That same defensiveness has re-emerged amid the fallout from the leak of 11.5 million confidential documents from the Panama-based law firm Mossack Fonseca revealing details of how some of the globe's richest people funnel their assets into secretive shell companies set up here and in other lightly regulated jurisdictions.
Ramon Fonseca, a co-founder of the firm, said yesterday that his country's success in establishing itself as an offshore banking giant has bred jealousy from first-world rivals at a time of increasing competition and scrutiny of the industry in the aftermath of the global financial crisis.
Panama cemented its status as a money laundering center in the 1980s, when dictator Gen. Manuel Noriega rolled out the red carpet to Colombian drug cartels. It has remained a magnet for illicit money, as well as for legitimate funds, because its dollarized economy sits at the crossroad of the Americas.

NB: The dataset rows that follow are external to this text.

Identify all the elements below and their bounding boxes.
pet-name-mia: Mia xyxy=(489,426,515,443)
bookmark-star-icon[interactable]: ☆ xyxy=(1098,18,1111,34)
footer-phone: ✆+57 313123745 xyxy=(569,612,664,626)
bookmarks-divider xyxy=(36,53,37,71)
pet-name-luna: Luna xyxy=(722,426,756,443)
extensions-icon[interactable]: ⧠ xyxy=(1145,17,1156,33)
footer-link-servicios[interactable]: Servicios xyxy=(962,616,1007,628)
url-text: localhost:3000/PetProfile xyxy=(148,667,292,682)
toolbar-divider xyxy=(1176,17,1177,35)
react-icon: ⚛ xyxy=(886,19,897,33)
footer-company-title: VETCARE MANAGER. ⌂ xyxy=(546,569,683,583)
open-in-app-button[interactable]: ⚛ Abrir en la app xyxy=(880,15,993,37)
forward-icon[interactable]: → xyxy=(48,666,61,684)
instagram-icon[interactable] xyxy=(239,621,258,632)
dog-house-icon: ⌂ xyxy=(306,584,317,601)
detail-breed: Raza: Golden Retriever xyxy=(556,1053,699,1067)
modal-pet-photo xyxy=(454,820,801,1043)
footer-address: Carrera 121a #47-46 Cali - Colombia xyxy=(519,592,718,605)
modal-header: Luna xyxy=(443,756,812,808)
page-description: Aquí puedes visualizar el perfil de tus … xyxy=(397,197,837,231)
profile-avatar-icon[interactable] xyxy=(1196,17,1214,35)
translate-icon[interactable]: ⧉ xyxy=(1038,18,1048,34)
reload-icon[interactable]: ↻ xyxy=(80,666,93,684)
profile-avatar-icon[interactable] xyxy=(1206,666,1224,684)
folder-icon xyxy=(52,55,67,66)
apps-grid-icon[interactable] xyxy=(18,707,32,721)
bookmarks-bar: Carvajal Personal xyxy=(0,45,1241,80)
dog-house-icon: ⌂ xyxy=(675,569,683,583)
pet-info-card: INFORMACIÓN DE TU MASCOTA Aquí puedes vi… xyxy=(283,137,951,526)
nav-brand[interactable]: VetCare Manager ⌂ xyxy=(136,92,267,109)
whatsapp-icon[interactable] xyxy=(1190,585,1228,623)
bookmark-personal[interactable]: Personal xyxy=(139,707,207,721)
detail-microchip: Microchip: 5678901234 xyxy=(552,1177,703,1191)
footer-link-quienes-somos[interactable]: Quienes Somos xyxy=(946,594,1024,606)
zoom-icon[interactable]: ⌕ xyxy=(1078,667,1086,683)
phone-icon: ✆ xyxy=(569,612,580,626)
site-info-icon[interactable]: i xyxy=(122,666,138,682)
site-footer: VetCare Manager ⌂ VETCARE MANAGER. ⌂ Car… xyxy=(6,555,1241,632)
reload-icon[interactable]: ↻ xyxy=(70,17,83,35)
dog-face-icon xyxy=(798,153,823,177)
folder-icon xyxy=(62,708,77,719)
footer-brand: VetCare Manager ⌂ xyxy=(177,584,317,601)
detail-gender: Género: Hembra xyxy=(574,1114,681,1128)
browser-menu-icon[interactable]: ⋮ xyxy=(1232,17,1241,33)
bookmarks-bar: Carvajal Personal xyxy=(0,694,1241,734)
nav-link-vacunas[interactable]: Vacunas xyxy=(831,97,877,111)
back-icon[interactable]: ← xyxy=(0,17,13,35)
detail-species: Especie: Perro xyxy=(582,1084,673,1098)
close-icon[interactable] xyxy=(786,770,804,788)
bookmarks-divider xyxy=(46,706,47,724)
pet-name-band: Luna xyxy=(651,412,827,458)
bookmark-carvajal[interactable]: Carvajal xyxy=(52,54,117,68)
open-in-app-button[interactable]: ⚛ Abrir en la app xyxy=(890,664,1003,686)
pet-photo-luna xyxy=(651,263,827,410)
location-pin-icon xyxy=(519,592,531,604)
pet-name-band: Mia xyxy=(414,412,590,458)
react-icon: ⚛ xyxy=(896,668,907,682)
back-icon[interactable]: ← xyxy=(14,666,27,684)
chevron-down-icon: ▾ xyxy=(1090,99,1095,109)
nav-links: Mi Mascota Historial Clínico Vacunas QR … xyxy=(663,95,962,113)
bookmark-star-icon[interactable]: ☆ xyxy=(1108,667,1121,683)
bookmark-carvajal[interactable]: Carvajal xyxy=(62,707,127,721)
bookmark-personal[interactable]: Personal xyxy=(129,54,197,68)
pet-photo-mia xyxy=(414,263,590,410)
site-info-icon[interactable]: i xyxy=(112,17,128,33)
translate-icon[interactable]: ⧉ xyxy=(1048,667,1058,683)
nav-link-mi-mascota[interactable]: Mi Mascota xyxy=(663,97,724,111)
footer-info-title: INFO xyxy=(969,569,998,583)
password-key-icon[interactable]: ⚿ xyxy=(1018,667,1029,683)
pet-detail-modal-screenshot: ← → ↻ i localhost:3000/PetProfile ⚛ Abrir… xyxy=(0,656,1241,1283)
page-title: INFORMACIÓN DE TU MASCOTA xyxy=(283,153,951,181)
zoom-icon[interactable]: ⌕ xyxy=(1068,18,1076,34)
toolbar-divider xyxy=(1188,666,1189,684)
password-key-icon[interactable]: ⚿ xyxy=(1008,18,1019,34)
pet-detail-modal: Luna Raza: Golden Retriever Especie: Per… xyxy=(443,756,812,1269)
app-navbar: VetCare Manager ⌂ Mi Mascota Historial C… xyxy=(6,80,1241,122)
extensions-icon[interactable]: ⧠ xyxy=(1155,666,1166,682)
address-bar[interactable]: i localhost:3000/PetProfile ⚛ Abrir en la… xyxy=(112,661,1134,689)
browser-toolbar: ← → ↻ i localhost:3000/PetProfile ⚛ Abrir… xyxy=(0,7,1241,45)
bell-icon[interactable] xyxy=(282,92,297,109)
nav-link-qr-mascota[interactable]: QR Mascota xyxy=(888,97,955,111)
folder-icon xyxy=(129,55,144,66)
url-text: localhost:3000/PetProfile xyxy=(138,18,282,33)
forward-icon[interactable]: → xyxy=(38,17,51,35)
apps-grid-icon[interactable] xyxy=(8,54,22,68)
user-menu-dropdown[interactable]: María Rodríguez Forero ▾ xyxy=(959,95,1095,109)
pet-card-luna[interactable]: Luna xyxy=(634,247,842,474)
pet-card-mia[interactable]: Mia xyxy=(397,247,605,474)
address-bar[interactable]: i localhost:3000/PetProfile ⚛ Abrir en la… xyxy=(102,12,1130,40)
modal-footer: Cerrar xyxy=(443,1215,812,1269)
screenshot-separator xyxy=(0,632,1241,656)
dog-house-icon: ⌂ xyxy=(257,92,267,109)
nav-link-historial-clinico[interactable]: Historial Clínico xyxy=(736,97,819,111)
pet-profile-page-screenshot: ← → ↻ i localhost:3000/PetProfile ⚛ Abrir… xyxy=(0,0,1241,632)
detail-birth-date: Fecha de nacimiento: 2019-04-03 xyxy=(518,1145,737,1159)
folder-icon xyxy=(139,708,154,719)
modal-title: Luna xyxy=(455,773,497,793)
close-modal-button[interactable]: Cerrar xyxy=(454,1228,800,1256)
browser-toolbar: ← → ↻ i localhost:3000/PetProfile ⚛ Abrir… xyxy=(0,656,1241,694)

Breakneck economic growth averaging 8.5 per cent a year for a decade has been fed by the flood of cash, transforming the capital's skyline into Latin America's Dubai.
In 2014, a group of academics wrote a book, "Global Shell Games," that looks at tax havens. They used emails to set up shell companies with 3,700 corporate service providers in 182 jurisdictions, posing as a range of low- to high-risk customers, including drug traffickers and terrorist groups.
US firms complied on average 25 percent of the time, while Delaware, at 6 percent, was even more lax.